* Le 6 juin, je faisais part à une trentaine de responsables écologistes (français et belges) de ma perplexité en apprenant que, dans leur guerre contre la Chine, des Verts allemands se retrouvaient dans le même camp que l’agitateur populiste Steve Bannon, aux côtés de gens peu recommandables comme, par exemple, Gerolf Annemans (du Vlaams Belang)… * Réaction immédiate et courroucée de Philippe Lamberts, premier vice-président du groupe écologiste au Parlement européen. * Vous trouverez ci-dessous : – 1) mon interpellation, – 2) la réaction de Philippe Lamberts, – 3) ma réponse, – 4) … un silence assourdissant – qui m’autorise à rendre public ce trop bref échange.
1) Mon interpellation à une trentaine de personnalités écologistes (6 juin, 9 h 02)
Chère Madame, cher Monsieur,
L’article ci-dessous, tiré de “german-foreign-policy” (*), traduit par un de mes amis, nous apprend que des Verts allemands seraient en train de flirter avec Steve Bannon jusqu’à partager avec lui une odieuse campagne de “China bashing”.
J’ose espérer qu’aucun(e) d’entre vous ne partage ce point de vue et que vous vous désolidariserez publiquement de cette dérive.
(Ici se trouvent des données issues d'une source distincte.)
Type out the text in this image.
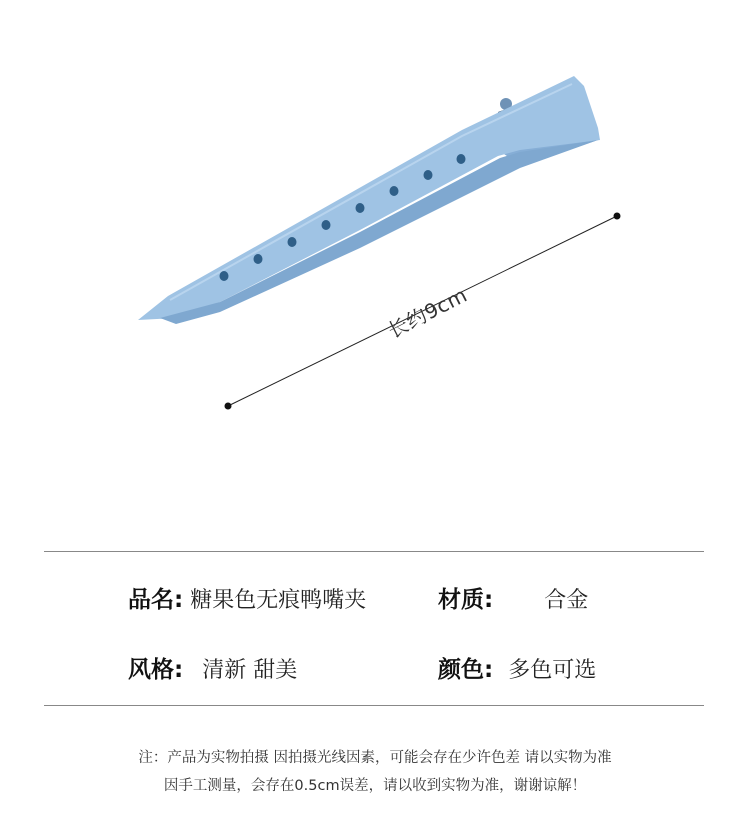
长约9cm
品名: 糖果色无痕鸭嘴夹	材质: 合金
风格: 清新 甜美	颜色: 多色可选
注：产品为实物拍摄 因拍摄光线因素，可能会存在少许色差 请以实物为准
因手工测量，会存在0.5cm误差，请以收到实物为准，谢谢谅解！
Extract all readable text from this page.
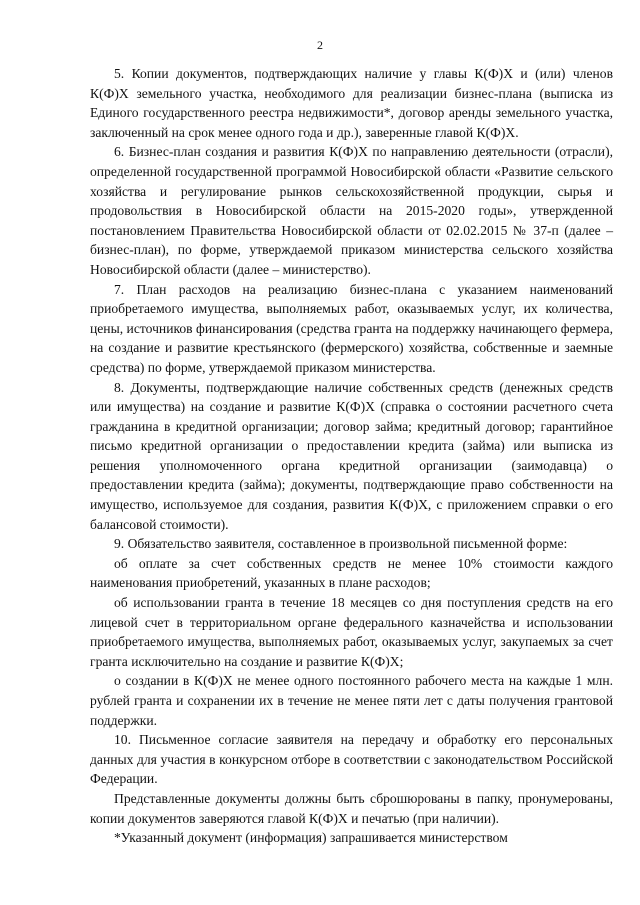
2

5. Копии документов, подтверждающих наличие у главы К(Ф)Х и (или) членов К(Ф)Х земельного участка, необходимого для реализации бизнес-плана (выписка из Единого государственного реестра недвижимости*, договор аренды земельного участка, заключенный на срок менее одного года и др.), заверенные главой К(Ф)Х.

6. Бизнес-план создания и развития К(Ф)Х по направлению деятельности (отрасли), определенной государственной программой Новосибирской области «Развитие сельского хозяйства и регулирование рынков сельскохозяйственной продукции, сырья и продовольствия в Новосибирской области на 2015-2020 годы», утвержденной постановлением Правительства Новосибирской области от 02.02.2015 № 37-п (далее – бизнес-план), по форме, утверждаемой приказом министерства сельского хозяйства Новосибирской области (далее – министерство).

7. План расходов на реализацию бизнес-плана с указанием наименований приобретаемого имущества, выполняемых работ, оказываемых услуг, их количества, цены, источников финансирования (средства гранта на поддержку начинающего фермера, на создание и развитие крестьянского (фермерского) хозяйства, собственные и заемные средства) по форме, утверждаемой приказом министерства.

8. Документы, подтверждающие наличие собственных средств (денежных средств или имущества) на создание и развитие К(Ф)Х (справка о состоянии расчетного счета гражданина в кредитной организации; договор займа; кредитный договор; гарантийное письмо кредитной организации о предоставлении кредита (займа) или выписка из решения уполномоченного органа кредитной организации (заимодавца) о предоставлении кредита (займа); документы, подтверждающие право собственности на имущество, используемое для создания, развития К(Ф)Х, с приложением справки о его балансовой стоимости).

9. Обязательство заявителя, составленное в произвольной письменной форме:

об оплате за счет собственных средств не менее 10% стоимости каждого наименования приобретений, указанных в плане расходов;

об использовании гранта в течение 18 месяцев со дня поступления средств на его лицевой счет в территориальном органе федерального казначейства и использовании приобретаемого имущества, выполняемых работ, оказываемых услуг, закупаемых за счет гранта исключительно на создание и развитие К(Ф)Х;

о создании в К(Ф)Х не менее одного постоянного рабочего места на каждые 1 млн. рублей гранта и сохранении их в течение не менее пяти лет с даты получения грантовой поддержки.

10. Письменное согласие заявителя на передачу и обработку его персональных данных для участия в конкурсном отборе в соответствии с законодательством Российской Федерации.

Представленные документы должны быть сброшюрованы в папку, пронумерованы, копии документов заверяются главой К(Ф)Х и печатью (при наличии).

*Указанный документ (информация) запрашивается министерством
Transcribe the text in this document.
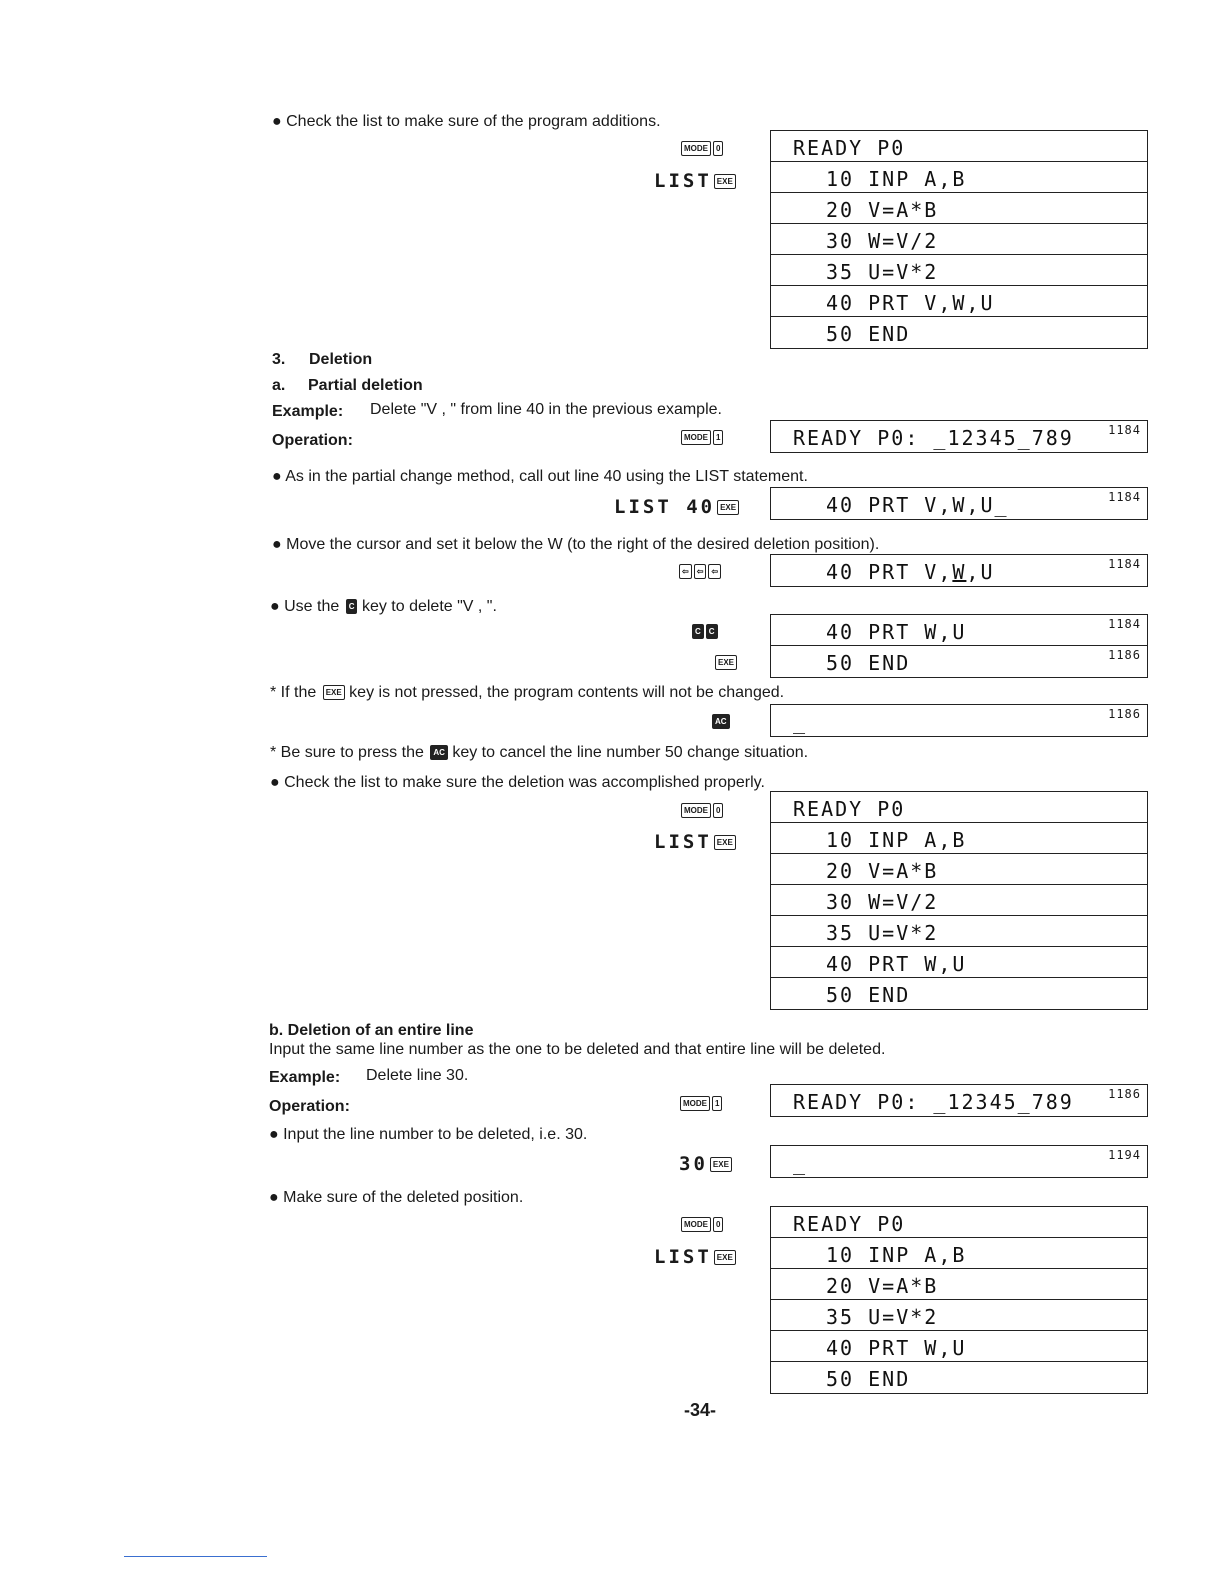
● Check the list to make sure of the program additions.
MODE 0
LIST EXE
READY P0
10 INP A,B
20 V=A*B
30 W=V/2
35 U=V*2
40 PRT V,W,U
50 END
3. Deletion
a. Partial deletion
Example: Delete "V , " from line 40 in the previous example.
Operation:	MODE 1	READY P0: _12345_789	1184
● As in the partial change method, call out line 40 using the LIST statement.
LIST 40 EXE	40 PRT V,W,U_	1184
● Move the cursor and set it below the W (to the right of the desired deletion position).
⇦ ⇦ ⇦	40 PRT V,W,U	1184
● Use the C key to delete "V , ".
C C
EXE
40 PRT W,U	1184
50 END	1186
* If the EXE key is not pressed, the program contents will not be changed.
AC	_	1186
* Be sure to press the AC key to cancel the line number 50 change situation.
● Check the list to make sure the deletion was accomplished properly.
MODE 0
LIST EXE
READY P0
10 INP A,B
20 V=A*B
30 W=V/2
35 U=V*2
40 PRT W,U
50 END
b. Deletion of an entire line
Input the same line number as the one to be deleted and that entire line will be deleted.
Example: Delete line 30.
Operation:	MODE 1	READY P0: _12345_789	1186
● Input the line number to be deleted, i.e. 30.
30 EXE	_	1194
● Make sure of the deleted position.
MODE 0
LIST EXE
READY P0
10 INP A,B
20 V=A*B
35 U=V*2
40 PRT W,U
50 END
-34-
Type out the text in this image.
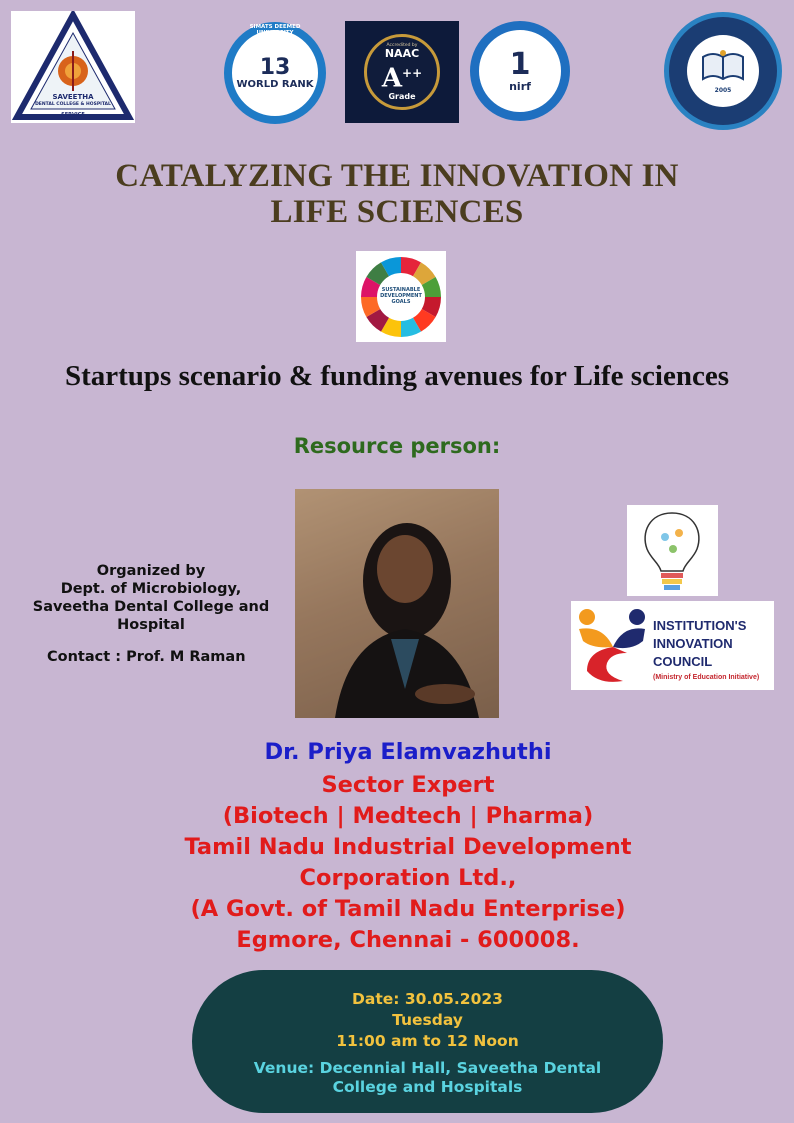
SAVEETHA
DENTAL COLLEGE & HOSPITAL
SERVICE
SIMATS DEEMED UNIVERSITY
13
WORLD RANK
Accredited by
NAAC
A++
Grade
1
nirf	2005
CATALYZING THE INNOVATION IN
LIFE SCIENCES
SUSTAINABLE
DEVELOPMENT
GOALS
Startups scenario & funding avenues for Life sciences
Resource person:
Organized by
Dept. of Microbiology,
Saveetha Dental College and
Hospital
Contact : Prof. M Raman
INSTITUTION'S
INNOVATION
COUNCIL
(Ministry of Education Initiative)
Dr. Priya Elamvazhuthi
Sector Expert
(Biotech | Medtech | Pharma)
Tamil Nadu Industrial Development
Corporation Ltd.,
(A Govt. of Tamil Nadu Enterprise)
Egmore, Chennai - 600008.
Date: 30.05.2023
Tuesday
11:00 am to 12 Noon
Venue: Decennial Hall, Saveetha Dental
College and Hospitals
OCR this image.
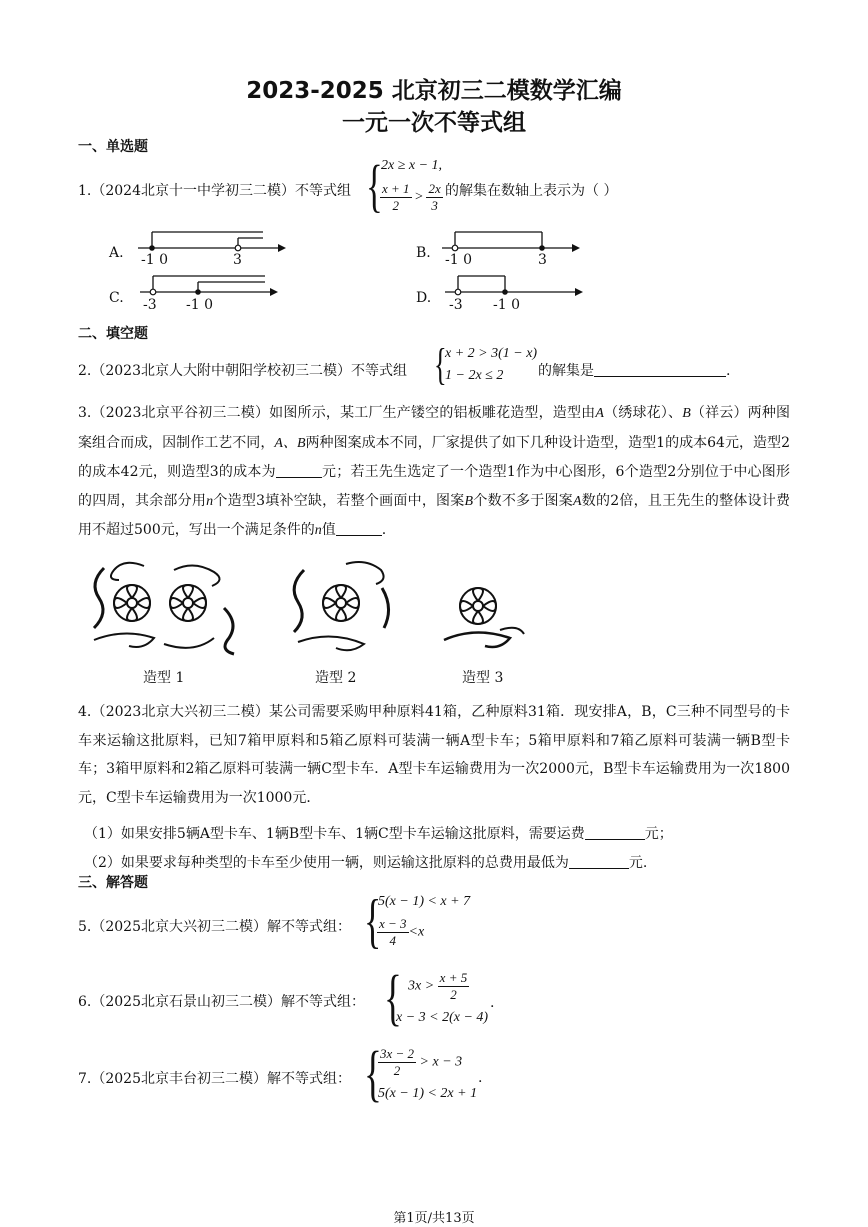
2023-2025 北京初三二模数学汇编
一元一次不等式组
一、单选题
1.（2024北京十一中学初三二模）不等式组 {
2x ≥ x − 1,
$\frac{x + 1}{2} > \frac{2x}{3}$ 的解集在数轴上表示为（ ）
A. -1 0	3	B. -1 0	3
C. -3 -1 0	D. -3 -1 0
二、填空题
2.（2023北京人大附中朝阳学校初三二模）不等式组 {
x + 2 > 3(1 − x)
1 − 2x ≤ 2 的解集是	.
3.（2023北京平谷初三二模）如图所示，某工厂生产镂空的铝板雕花造型，造型由A（绣球花）、B（祥云）两种图案组合而成，因制作工艺不同，A、B两种图案成本不同，厂家提供了如下几种设计造型，造型1的成本64元，造型2的成本42元，则造型3的成本为	元；若王先生选定了一个造型1作为中心图形，6个造型2分别位于中心图形的四周，其余部分用n个造型3填补空缺，若整个画面中，图案B个数不多于图案A数的2倍，且王先生的整体设计费用不超过500元，写出一个满足条件的n值	.
造型 1	造型 2	造型 3
4.（2023北京大兴初三二模）某公司需要采购甲种原料41箱，乙种原料31箱．现安排A，B，C三种不同型号的卡车来运输这批原料，已知7箱甲原料和5箱乙原料可装满一辆A型卡车；5箱甲原料和7箱乙原料可装满一辆B型卡车；3箱甲原料和2箱乙原料可装满一辆C型卡车．A型卡车运输费用为一次2000元，B型卡车运输费用为一次1800元，C型卡车运输费用为一次1000元．
（1）如果安排5辆A型卡车、1辆B型卡车、1辆C型卡车运输这批原料，需要运费	元；
（2）如果要求每种类型的卡车至少使用一辆，则运输这批原料的总费用最低为	元.
三、解答题
5.（2025北京大兴初三二模）解不等式组： {
5(x − 1) < x + 7
$\frac{x - 3}{4} <x$
6.（2025北京石景山初三二模）解不等式组： { $3x > \frac{x + 5}{2}$
x − 3 < 2(x − 4)
.
7.（2025北京丰台初三二模）解不等式组： {
$\frac{3x - 2}{2} > x - 3$
5(x − 1) < 2x + 1
.
第1页/共13页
Sur Hong Kong, je me permets de vous recommander l’article ci-joint, dû à la plume de Lionel Vairon(**), sinologue et ancien diplomate français.
Avec l’expression de ma meilleure considération,
André Lacroix
auteur de la traduction Mon combat pour un Tibet moderne. Récit de vie de Tashi Tsering (éd. Golias, 2010) et de l’essai Dharamsalades. Les masques tombent (éd. Amalthée, 2019)
(*) document disponible sur demande
(**) idem
2) La réaction de Philippe Lamberts (6 juin, 12 h 30)
Cher Mr. Lacroix,
en politique comme dans la vie, je considère que l’amalgame est l’exact opposé du débat d’idées honnête.
Au sujet de la Chine, les verts européens
1. Considèrent que, dans la perspective d’une approche multi-latérale pour relever les défis de notre temps, comme par exemple celui du changement climatique, le dialogue diplomatique avec la Chine est indispensable.
2. Pour autant, nous considérons que le régime autoritaire, de plus en plus dictatorial, de Xi Jinping est aux antipodes des valeurs que nous défendons, à commencer par la centralité de la dignité humaine et de l’idéal démocratique qui est le nôtre. J’ajoute que, sous Xi Jinping, le PCC adopte une attitude nettement plus offensive à l’encontre des démocraties européennes. Il nous semble en effet essentiel que l’UE parle d’une voix et soit capable de tenir tête aux tentatives de Xi Jinping de nous diviser et d’affaiblir le modèle de démocratie pluraliste. Trop longtemps, les intérêts mercantiles souvent nationaux ont pris le dessus sur la défense de la démocratie et des droits fondamentaux.
Plaider pour que l’UE sorte de sa naïveté mercantiliste ne signifie pas pour autant que nous partagions le moins du monde la vision de l’agitateur d’extrême droite Steve Bannon, qui a fait de la Chine sa bête noire et voit l’affrontement – y compris militaire – entre la Chine et « l’Occident » comme à la fois souhaitable et inéluctable.
Rapprocher – voire assimiler – les Verts à l’extrême droite est un non-sens que d’aucuns aiment propager, comme ce fut le cas par exemple lors de notre vote contre le CETA (accord commercial UE-Canada) : celui-ci avait aussi été rejeté par une partie importante de l’extrême droite ce qui, selon ceux-là, aurait dû nous obliger à voter en faveur.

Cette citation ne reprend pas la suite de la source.